What there is, is a lobby/community for particular types of changes to health research, health information, healthcare practice, health regulation/payment, health professional education etc, and the interventions being promoted that would make these things different to the way they would have been without a lobby for those changes. And if that lobby rallying around those changes that people want to see (very loosely categorized as "believing in EBM") hadn't existed, we would be better or worse off or no different, in different ways.

Tried not to use the word paradigm, but really, isn't that what's left about what "EBM" is, if it's not its interventions and its lobby/community? This thing formed, but other things would have emerged if this hadn't existed. Maybe it's neither music nor performance: it's a kind of "rules" for musicians and audience, and its school of adherents, perhaps.

Hilda


On Fri, May 10, 2013 at 4:54 AM, Michael Power <[log in to unmask]> wrote:
Thanks Amy and Hilda

I was trying to clarify the difference between evidence on "the effects of EBM systems" and evidence on "EBM".

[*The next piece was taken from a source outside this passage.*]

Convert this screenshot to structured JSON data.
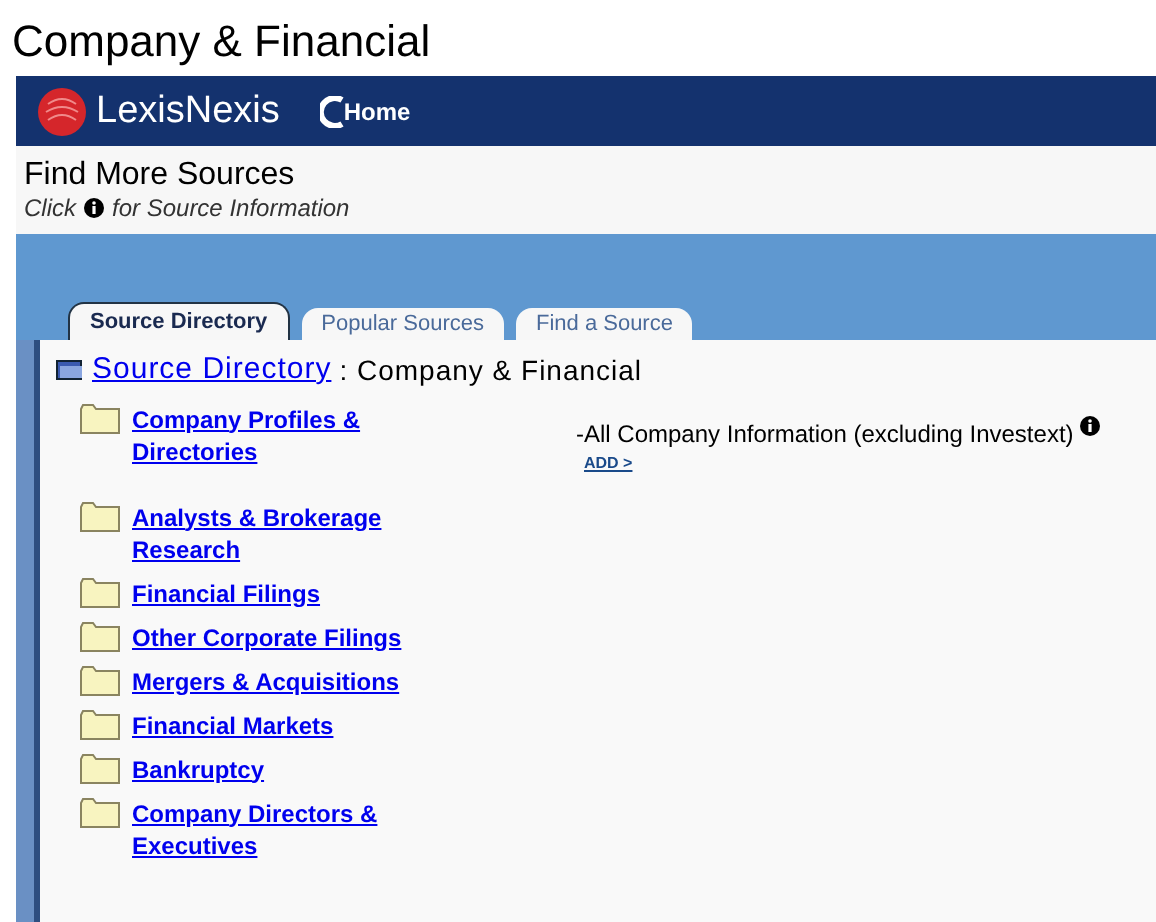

To use a musical analogy, this is the difference between evaluating a performance and evaluating the music - hitting headlines this morning is the cancellation of a new production of Richard Wagner's Tannhauser. The problem was not with the music, but with the Nazi overtones in the production.

Critics of EBM point out problems with the performance and make it seem that there are problems with the music - examples available on request.

There is a similar problem with defining and explaining EBM. If you define or evaluate EBM by outcomes or applications, you are assuming that the performance IS the music. How will you improve your performance or develop a totally new production for your show?

Changing the metaphor, I prefer to think of EBM more as a journey guided by the aspiration to make optimal decisions (our fixed star) than an itinerary with route and destinations that must continually evolve even if they were initially predefined.